Minimal number of generators of modules (Q1195945)

This paper deals with conditions on the pair of rings \(R_ 1\subset R_ 2\) under which the minimal number of generators of an \(R_ 1\)-module remains the same when the base is extended to \(R_ 2\). -- In theorem 1.3 it is shown if \(R_ 2\) is faithfully flat over \(R\) and is a ``unity dense'' extension then there is stability. Here \(R_ 1\subset R_ 2\) is said to be ``unity dense'' if for each linear polynomial \(1+\alpha T\in R_ 2[T]\), to each \(r_ 2\in R_ 2\) there is an \(r_ 1\in R_ 1\) such that \(1+\alpha(r_ 1-r_ 2)\) is a unit in \(R_ 2\). -- Theorem 2.2 gives stability under localization.
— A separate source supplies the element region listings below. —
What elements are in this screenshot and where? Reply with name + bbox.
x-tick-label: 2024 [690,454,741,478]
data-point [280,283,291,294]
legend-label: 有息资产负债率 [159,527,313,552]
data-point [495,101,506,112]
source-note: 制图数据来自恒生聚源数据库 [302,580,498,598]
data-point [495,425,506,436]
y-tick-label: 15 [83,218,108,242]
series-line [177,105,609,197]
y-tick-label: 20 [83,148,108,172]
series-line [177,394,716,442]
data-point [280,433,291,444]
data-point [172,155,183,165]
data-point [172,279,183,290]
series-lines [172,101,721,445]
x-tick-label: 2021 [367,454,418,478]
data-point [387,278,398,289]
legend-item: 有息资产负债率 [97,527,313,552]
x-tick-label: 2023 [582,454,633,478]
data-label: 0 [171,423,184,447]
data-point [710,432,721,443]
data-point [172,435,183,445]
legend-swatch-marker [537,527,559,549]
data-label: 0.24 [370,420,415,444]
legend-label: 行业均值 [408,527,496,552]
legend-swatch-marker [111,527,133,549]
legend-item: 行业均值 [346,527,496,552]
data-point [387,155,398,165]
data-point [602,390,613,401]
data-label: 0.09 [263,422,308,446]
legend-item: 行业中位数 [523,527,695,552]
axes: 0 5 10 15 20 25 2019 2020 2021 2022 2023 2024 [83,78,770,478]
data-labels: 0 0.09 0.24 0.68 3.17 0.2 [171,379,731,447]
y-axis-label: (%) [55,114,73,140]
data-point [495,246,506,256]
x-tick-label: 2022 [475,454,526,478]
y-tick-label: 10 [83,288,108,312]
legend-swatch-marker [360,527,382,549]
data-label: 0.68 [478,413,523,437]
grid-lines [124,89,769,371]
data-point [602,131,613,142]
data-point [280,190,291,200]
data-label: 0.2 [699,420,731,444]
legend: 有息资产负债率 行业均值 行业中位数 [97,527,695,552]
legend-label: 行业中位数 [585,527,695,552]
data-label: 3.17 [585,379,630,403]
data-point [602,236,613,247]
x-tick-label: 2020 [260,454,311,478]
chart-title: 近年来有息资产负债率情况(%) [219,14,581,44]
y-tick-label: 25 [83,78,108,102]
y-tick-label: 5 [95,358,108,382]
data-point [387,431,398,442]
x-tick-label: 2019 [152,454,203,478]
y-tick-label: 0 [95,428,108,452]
Explicitly, it states that if \(K\) is a nonarchimedean discrete valued field, with a finite residue class field, \(S\) is a fixed subset of a quasiprojective variety \(X\) in \(K^ n\) and \(R=\{f/g\) where \(f,g\) are polynomials from \(K[X_ 1,\ldots,X_ n]\) restricted to \(X\) and \(g(x)\neq 0\) for all \(x\in S\}\) then (a) when \(S\) is a compact subset, then each finitely generated \(R\)-module has the property that the minimal number of generators for \(M\) is equal to the maximum of the minimal number of generators \(M_ m\) -- considered as an \(R_ m\) module as \(m\) varies over the maximal spectrum of \(R\). (b) when \(\dim X=1\) and \(K\) is complete with respect to the valuation then the above assertion holds for \(S=X\) as well. In theorem 2.3, an analogous situation is studied with \(K\) replaced by the algebraic closure of the field of rational numbers \(\mathbb{Q}\) using theorem 1.3. As an application of the above theorem (1.3) the author considers a noetherian ring \(R\) and its \(J\)-adic completion \(\hat R\) and shows the minimal number of generators of \(J\) as an ideal of \(R\) is at most one more than the minimal number of generators of \(J\hat R\) and they are equal if the minimal number exceeds the Krull dimension of \(R\). In case \(J\) is contained in the Jacobson radical of \(R\) then for any \(R\)-module \(M\), stability holds.